И, в общем-то, в крайних случаях даже трудно бывает отличить научные антропологические произведения от, скажем, романа (от литературного произведения). Вот в этом смысле тоже происходит размывание границ.

Здесь разные мотивы, которые лежат в основании такого подхода. Во-первых, это причина научная, а не около научная. Т.е. идея заключается в том, что важно не создавать иллюзию того, что наука способна дать универсальное описание исследуемого. А в этом смысле, академический язык, язык, который намеренно подчеркивает фактичность и логичность, он как раз и опасен тем, что создает иллюзию того, что созданный в таком стиле текст является единственно возможным; то, что в этом тексте все доказано, все выведено, все опирается на факты – вроде бы вопрос уже закрыт, т.е. дальше уже говорить не о чем.

И здесь по мысли таких исследователей возникает опасность редукции, редукции окружающего мира (если говорить о религиозной антропологии, то редукции всего богатства религиозных переживаний человека, сферы религиозной) к каким-то лишь фрагментарным сведениям и теориям. Для того, чтобы такой иллюзии не возникало, важно прибегать и к другим стилистическим приемам, к другим языковым приемам, к другим выразительным средствам, которые оставляют больший простор для еще непознанного.

Но не только в этом дело, ставятся и другие задачи, можно сказать – задачи преодоления некоторой элитарности, т.е. той ситуации, когда настолько достигает классической науки развитие специализация, что иной раз произведения какого-то исследователя вообще могут быть восприняты, ну, десятком специалистов в данной сфере, и больше никем, больше никто не компетентен. И, соответственно, вот эта тенденция характерна для всей науки.

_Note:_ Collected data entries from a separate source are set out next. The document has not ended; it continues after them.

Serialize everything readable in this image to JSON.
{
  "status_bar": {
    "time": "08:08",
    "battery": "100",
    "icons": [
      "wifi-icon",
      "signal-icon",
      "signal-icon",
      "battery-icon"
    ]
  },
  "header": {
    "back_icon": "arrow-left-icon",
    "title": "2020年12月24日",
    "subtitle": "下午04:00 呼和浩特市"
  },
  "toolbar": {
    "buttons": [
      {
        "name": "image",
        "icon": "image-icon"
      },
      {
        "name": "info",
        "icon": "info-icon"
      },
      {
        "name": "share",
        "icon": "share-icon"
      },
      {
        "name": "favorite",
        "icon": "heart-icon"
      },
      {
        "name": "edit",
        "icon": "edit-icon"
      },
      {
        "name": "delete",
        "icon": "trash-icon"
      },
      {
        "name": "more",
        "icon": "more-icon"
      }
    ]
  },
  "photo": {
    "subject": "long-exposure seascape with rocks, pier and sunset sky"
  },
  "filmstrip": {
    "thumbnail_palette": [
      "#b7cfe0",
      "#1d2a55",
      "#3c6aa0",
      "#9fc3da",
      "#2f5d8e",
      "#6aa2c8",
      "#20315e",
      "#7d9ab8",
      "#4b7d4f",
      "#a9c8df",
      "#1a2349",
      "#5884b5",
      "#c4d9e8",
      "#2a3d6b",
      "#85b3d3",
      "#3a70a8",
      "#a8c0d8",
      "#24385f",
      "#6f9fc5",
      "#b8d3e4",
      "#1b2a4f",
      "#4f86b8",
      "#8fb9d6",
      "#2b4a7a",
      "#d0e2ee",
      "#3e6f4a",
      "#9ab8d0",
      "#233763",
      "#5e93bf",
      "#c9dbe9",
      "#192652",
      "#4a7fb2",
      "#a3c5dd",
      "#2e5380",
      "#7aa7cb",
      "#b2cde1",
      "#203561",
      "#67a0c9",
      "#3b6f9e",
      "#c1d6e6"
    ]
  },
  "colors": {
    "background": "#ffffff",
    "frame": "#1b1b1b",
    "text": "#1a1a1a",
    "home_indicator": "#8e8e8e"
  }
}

И для преодоления такое тенденции к специализации, к такому обособлению науки, действительно, предпринимается попытка расширить круг читателей и, соответственно, предлагаются научные результаты, написанные языком, использующим более широкий набор различных выразительных средств. Естественно, все это авторы пытаются делать без примитивизации, т.е. это не просто популярная литература, а это литература, которая мыслится как вполне научная по тому, что в ней содержится. Это еще одна тенденция.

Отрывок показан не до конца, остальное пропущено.